Dentro da família real britânica, regras e tradições ditam desde os comportamentos até o guarda-roupa. Entre esses protocolos ocultos, o uso do preto é tradicionalmente reservado para momentos de luto, sendo evitado no cotidiano em favor de tons vibrantes, que ajudam os membros da realeza a serem vistos facilmente pelo público.
No entanto, a Princesa Diana desafiou essa convenção ao longo de sua vida. Assim, transformou a cor proibida em uma afirmação visual de sua independência, especialmente após se separar do Príncipe Charles em 1992 (união que terminou oficialmente em divórcio em 1996).
A estilista Dame Zandra Rhodes relembrou à revista Hello! que, no início, as restrições reais barravam os desejos de moda de Lady Di. “Ela era muito tímida”, contou Rhodes, explicando que a então princesa visitava sua loja em Mayfair e se interessava por peças pretas. Para respeitar as normas da Coroa, a grife confeccionava os modelos no tamanho de Diana, mas em tecidos de outras cores.

Os looks pretos de Lady Di
Ainda assim, o flerte com o tom proibido começou cedo. Isso porque, em março de 1981, logo após o anúncio do noivado e antes do casamento em julho, Diana ignorou a regra não escrita e usou um vestido preto assinado por David e Elizabeth Emanuel em seu primeiro compromisso público oficial, um concerto beneficente.

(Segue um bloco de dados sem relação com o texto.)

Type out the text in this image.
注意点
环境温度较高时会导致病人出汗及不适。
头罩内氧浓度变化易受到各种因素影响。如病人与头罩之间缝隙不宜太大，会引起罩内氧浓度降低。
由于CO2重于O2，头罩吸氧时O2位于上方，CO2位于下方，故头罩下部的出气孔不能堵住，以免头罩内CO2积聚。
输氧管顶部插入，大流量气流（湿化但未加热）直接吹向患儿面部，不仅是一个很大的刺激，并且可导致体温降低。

A verdadeira virada estética aconteceu quando ela se libertou dos laços institucionais. O designer Jacques Azagury, que vestiu Diana em suas produções mais audaciosas no fim da vida, revelou no podcast “A Right Royal Podcast” que a princesa passou a usar preto “sempre que queria” pós-separação. Além do icônico “Vestido da Vingança” de junho de 1994, Azagury relembrou os bastidores de um marcante visual de novembro de 1995. Naquela mesma noite, ia ao ar sua polêmica entrevista ao programa Panorama, da BBC. Ciente do impacto, Diana o chamou ao palácio em busca de um look avassalador para comparecer a um evento beneficente contra o câncer na mesma data.
“Levei três vestidos para ela, todos pretos, porque eu a adorava de preto”, revelou Azagury, pontuando que, a partir de meados dos anos 1990, ela usou a cor o máximo possível. Esse mesmo modelo de Azagury cruzou o Atlântico e foi usado por Diana em um evento com Henry Kissinger, em Nova York.
“No dia seguinte, todos os jornais traziam fotos de Henry Kissinger olhando para o decote dela. Nós demos boas risadas com isso”, divertiu-se o estilista. Quase três décadas após sua trágica morte em Paris, em 31 de agosto de 1997, a força fashion e a presença de Diana continuam inabaláveis.